Harvard Business School’s Tata Hall

As the world endures the aftershocks of Brexit, the election of Donald Trump, and other political temblors, Harvard Business School is aiming to guide executives through the ever-shifting global climate. Yesterday (February 21), the school announced its latest addition to an ever-growing smorgasbord of executive education offerings. Managing Opportunity and Risk in the Global Economy, to be held at Harvard Business School’s Boston campus from April 9-12, is designed to help executives of large multinational organizations understand how “the complex factors affecting business results is critical, particularly amid global political changes with the potential to transform economic conditions,” according to a statement released by the school.

“In this era of rapid global change, it is more important than ever for decision-makers to understand the processes and trends that are reshaping our business climate,” Frances Frei, UPS Foundation professor of service management and senior associate dean for executive education at Harvard Business School, said in a release from the school. “To be profitable, today’s business leaders must understand nuanced global factors. With that in mind, this program will prepare participants to take advantage of emerging opportunities, mitigate political and economic risk, and drive sustainable success.”

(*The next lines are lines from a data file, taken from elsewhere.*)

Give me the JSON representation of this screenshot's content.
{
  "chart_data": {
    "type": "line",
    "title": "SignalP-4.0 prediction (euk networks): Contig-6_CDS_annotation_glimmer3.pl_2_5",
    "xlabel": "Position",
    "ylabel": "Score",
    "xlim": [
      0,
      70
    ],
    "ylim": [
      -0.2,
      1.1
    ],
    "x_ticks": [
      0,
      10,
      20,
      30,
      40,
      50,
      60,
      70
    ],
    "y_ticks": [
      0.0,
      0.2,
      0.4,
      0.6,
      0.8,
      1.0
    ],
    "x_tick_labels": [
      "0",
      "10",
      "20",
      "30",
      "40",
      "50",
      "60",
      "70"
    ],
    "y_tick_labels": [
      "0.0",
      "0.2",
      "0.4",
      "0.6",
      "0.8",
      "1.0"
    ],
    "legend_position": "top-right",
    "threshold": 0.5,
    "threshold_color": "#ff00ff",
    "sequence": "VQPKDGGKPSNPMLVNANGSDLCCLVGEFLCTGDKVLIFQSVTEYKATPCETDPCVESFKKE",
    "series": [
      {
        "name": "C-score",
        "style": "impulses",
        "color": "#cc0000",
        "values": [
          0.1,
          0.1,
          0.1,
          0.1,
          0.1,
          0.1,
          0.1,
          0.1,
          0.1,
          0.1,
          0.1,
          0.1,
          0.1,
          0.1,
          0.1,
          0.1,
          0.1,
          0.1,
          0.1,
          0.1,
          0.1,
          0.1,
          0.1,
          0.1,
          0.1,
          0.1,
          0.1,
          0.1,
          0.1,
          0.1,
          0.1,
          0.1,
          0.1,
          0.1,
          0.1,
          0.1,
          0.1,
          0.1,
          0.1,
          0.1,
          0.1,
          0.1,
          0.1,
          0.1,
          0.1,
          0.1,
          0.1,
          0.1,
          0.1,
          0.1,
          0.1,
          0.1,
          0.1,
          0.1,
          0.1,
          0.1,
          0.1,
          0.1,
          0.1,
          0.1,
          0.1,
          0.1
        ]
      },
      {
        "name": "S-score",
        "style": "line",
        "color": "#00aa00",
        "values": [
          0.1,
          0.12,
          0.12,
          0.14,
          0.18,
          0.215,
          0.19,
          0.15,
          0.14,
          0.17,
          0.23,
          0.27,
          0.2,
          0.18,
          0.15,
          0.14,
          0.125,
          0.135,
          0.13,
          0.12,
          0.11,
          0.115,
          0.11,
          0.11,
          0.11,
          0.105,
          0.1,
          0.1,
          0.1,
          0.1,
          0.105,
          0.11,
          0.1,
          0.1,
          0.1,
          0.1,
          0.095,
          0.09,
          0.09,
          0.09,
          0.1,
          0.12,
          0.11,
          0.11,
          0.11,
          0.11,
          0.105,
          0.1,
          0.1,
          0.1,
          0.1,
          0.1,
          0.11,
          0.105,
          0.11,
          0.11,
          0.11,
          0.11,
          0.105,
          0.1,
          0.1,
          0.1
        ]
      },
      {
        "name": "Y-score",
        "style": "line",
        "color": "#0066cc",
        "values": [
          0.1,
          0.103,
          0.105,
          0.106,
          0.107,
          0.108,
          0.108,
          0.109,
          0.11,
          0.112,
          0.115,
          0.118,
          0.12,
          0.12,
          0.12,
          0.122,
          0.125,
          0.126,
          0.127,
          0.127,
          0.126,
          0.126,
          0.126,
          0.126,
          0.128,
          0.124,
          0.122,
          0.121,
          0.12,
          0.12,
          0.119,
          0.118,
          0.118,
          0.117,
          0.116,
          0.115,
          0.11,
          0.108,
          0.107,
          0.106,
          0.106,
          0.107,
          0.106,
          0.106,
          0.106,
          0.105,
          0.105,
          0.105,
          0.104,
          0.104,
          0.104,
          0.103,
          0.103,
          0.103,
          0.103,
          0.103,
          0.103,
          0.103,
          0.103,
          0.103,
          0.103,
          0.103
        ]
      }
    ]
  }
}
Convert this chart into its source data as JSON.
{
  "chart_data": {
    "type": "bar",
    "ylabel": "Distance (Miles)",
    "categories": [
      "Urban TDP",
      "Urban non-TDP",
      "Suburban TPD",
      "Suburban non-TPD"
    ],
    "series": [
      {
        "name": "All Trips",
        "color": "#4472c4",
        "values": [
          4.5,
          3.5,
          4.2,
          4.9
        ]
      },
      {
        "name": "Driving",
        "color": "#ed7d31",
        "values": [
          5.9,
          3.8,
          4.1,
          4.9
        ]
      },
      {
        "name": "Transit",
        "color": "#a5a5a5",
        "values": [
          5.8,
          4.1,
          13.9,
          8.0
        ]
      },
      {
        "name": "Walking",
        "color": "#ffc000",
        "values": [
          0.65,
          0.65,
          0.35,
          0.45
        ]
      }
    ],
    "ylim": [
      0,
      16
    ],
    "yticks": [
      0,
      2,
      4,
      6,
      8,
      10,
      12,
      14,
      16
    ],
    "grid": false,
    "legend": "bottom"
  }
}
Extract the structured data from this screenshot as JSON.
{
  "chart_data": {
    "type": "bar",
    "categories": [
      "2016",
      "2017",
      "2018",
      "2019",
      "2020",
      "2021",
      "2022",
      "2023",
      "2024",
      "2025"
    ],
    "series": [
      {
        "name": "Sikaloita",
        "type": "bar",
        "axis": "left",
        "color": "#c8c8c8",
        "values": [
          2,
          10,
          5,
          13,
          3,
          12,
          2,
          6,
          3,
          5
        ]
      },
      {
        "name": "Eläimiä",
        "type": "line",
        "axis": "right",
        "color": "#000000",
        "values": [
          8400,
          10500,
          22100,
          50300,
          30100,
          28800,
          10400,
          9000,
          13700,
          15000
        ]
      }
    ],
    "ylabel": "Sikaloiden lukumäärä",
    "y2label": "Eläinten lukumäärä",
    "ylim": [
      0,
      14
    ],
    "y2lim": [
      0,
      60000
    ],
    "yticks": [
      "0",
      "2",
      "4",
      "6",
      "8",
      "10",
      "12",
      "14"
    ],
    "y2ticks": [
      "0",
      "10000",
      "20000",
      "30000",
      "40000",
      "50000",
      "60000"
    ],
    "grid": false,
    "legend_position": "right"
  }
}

Participants in the four-day program — which is based on an MBA course and carries a price tag of $9,250 — will dive into the topics of dynamics of globalization, drivers of global business conditions, and the impact of national policies on economic performance and business strategy. Typical for HBS, the courses will be structured around case studies, group projects, and guest lecturers.

“All managers make decisions in an environment that is shaped by international macroeconomic conditions, regardless of whether their organization operates globally,” Laura Alfaro, a professor of business administration and faculty chair of the program, said in the release. “Executives who are mindful of global economic trends and who use those insights to develop smarter strategies for their organizations are at a competitive advantage. Our goal is to provide executives with the skills and tools they need to respond to shifting global conditions.”


According to the school, the program is open to pretty much anyone at a senior management level at an “established multinational firm” or an organization growing into a global presence. Individuals and teams from anywhere in the world are encouraged to apply. However, in addition to the five-page HBS application, applicants must submit a nomination and sponsorship by their current employer.

Launched more than 70 years ago, the executive education program at HBS has seen more than 175,000 executives from more than 200 different countries participate in its programs. In 2016, HBS faculty “developed and delivered” 64 exec ed programs around the world. Each year the school offers more than 160 programs in which more than 9,000 executives participate, making it one of the most robust exec ed networks on the globe.

At least 80 of those programs are open-enrollment and are primarily offered in Boston, Europe, China, and India. Other courses range from topics like launching new ventures to growing family businesses to “changing the game.”